Abstract:  As data is being more widely collected and used, privacy and statistical validity are becoming increasingly difficult to protect. Sound solutions are needed, as ad hoc approaches have resulted in several high-profile failures.

In this talk, Thomas will illustrate how privacy can be unwittingly compromised--i.e., sensitive information can be leaked by seemingly innocuous "anonymized" or aggregate data. He will then show how differential privacy avoids these pitfalls. Differential privacy is an information-theoretic notion of algorithmic stability that provides a framework for measuring the leakage of private information and, most importantly, how this information accumulates over multiple uses of an individual's data. This allows us to design algorithms to perform sophisticated statistical analyses, while providing robust privacy guarantees.
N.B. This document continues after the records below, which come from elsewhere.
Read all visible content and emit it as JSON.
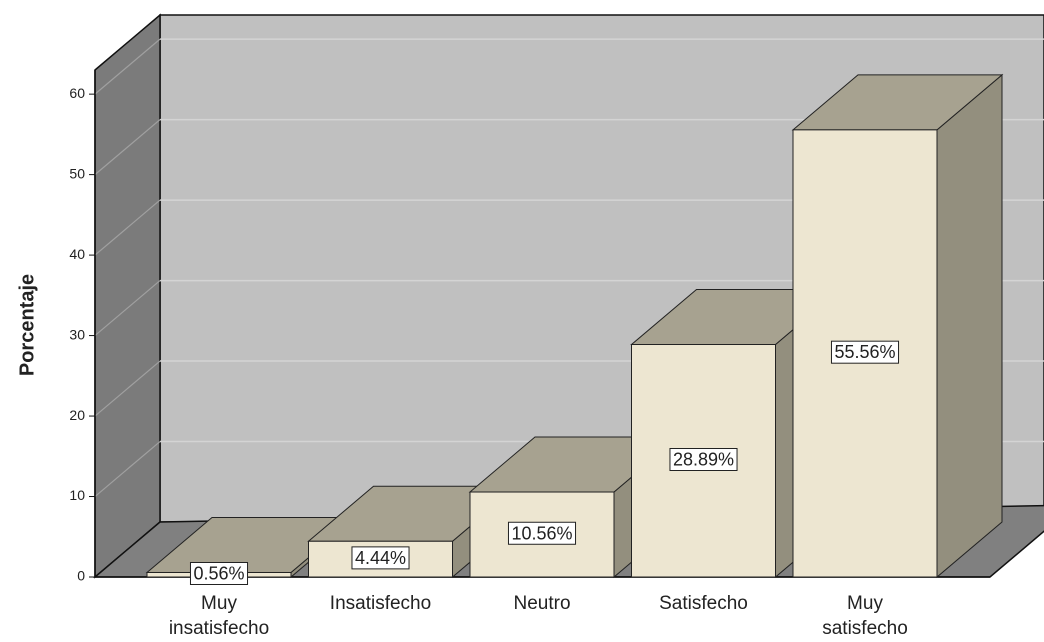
{
  "chart_data": {
    "type": "bar3d",
    "y_label": "Porcentaje",
    "categories": [
      "Muy insatisfecho",
      "Insatisfecho",
      "Neutro",
      "Satisfecho",
      "Muy satisfecho"
    ],
    "values": [
      0.56,
      4.44,
      10.56,
      28.89,
      55.56
    ],
    "value_labels": [
      "0.56%",
      "4.44%",
      "10.56%",
      "28.89%",
      "55.56%"
    ],
    "color": "#ede6d1",
    "ylim": [
      0,
      63
    ],
    "yticks": [
      0,
      10,
      20,
      30,
      40,
      50,
      60
    ],
    "grid": true
  }
}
Privacy turns out to be intimately related to generalization in machine learning. In particular, a differentially private algorithm is guaranteed to not "overfit" its data, meaning that any statistical conclusions extend to the underlying distribution from which the data was drawn. He will discuss this connection and explain how it is especially useful for adaptive data analysis, namely when one dataset is used over and over again and each successive analysis is informed by the outcome of previous analyses.    
 

Bio:  Thomas Steinke is a postdoctoral researcher at the IBM Almaden Research Center in San Jose, California. In 2016, he graduated from Harvard University with a PhD in Computer Science advised by Salil Vadhan and prior to that he completed a MSc and a BSc(Hons) in New Zealand. His research interests include providing rigorous tools for privacy-preserving data analysis and statistically valid adaptive data analysis, as well as pseudorandomness.

A reception for attendees will be held at 3:30 P.M. in CS 150. (The back of the presentation room.)